Il “biscotto” è un’espressione curiosa, tutta italica (e siccome noi dobbiamo importare anche il peggio della cultura italiana siamo riusciti a far nostro pure questo termine), per dire che in campo sportivo un risultato è truccato. Insomma, due avversari si mettono d’accordo per danneggiarne un terzo e trarre vantaggio reciproco.

Capito? Di questo si preoccupavano gli azzurri alla vigilia del confronto con la Norvegia, ossia che Svizzera e Francia in qualche modo si mettessero d’accordo sul risultato, per passare il turno a scapito dell’Italia.
Che il calcio non sia un mondo popolato da santi e verginelle è pur vero (e qualche mela marcia l’abbiamo avuta anche noi), tuttavia è triste dover constatare che certa stampa e certi dirigenti italiani, evidentemente abituati a questo genere di intrallazzi (sbaglio se affermo che gli scandali calcistici nel campionato italiano sono all’ordine del giorno?), riescano a far galoppare la loro fantasia, fino a pensare che tutto il mondo è paese e quel che succede in Italia venga replicato in ogni parte del globo. La cultura del sospetto è un tarlo che purtroppo divora lo sport italiano, anche se va riconosciuto che, in patria, visto l’alto numero di coloro che se ne fregano delle regole ed eleggono la furbizia a virtù, ha qualche ragione d’essere.

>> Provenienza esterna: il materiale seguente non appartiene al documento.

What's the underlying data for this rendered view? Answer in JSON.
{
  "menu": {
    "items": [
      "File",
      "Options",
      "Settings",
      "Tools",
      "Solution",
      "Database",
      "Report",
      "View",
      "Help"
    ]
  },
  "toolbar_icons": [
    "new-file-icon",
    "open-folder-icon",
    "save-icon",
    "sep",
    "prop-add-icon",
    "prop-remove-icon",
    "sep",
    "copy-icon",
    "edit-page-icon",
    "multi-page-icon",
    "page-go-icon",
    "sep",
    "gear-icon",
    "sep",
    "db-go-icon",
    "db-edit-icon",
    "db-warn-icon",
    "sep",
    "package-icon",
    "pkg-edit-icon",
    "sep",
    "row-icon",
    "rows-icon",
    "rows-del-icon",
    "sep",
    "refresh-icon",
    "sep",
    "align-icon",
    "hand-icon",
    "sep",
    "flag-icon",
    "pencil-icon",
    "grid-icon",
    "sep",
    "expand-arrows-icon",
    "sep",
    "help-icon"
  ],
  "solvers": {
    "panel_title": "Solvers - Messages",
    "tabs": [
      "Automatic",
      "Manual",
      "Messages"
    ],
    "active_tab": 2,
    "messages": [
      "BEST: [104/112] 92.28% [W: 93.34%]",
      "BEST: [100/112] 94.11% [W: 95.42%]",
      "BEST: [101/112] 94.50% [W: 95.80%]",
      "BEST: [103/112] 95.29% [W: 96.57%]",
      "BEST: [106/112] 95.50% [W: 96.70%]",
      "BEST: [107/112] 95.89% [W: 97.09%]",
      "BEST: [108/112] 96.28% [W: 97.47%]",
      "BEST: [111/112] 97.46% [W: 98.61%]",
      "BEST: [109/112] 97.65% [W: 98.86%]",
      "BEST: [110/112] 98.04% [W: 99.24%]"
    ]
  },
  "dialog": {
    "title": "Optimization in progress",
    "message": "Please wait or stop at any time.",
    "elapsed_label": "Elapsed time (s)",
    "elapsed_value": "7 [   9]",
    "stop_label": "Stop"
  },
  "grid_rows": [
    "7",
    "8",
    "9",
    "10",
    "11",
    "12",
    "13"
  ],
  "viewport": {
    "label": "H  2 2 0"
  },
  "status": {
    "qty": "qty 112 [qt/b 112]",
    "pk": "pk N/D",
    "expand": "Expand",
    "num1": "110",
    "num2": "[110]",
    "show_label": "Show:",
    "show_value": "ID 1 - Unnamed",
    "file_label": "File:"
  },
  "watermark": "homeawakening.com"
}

Così, purtroppo, i consigli che sulle stesse pagine di quell’edizione della Gazzetta Arrigo Sacchi si prodigava di dare alla classe dirigente del calcio italiano, sembrano parole inutili, destinate a cadere nel vuoto più profondo. Chiedeva umiltà, Sacchi, consigliava di imboccare la strada del realismo, di puntare sui giovani, sulle idee, di fra crescere gli allenatori, di rinunciare ai calciatori a parametro zero «che magari sono calciatori ormai a fine corsa, che vengono da noi soltanto per strappare l’ultimo contratto».
La storia dice che i valori tecnici del calcio italiano sono indiscutibili, mentre ora l’evoluzione del mondo del pallone verso il business ha messo in dubbio il modello di sviluppo del calcio azzurro, uscito immalinconito da un 2023 che oltre all’eliminazione dall’Europeo U21 lo ha visto perdere una finale del Mondiale U20 e ben tre a livello delle coppe europee destinate ai club (senza contare il magro bilancio della Nazionale maggiore di Mancini che voleva arrivare in finale della Nations League e ha dovuto accontentarsi del terzo posto).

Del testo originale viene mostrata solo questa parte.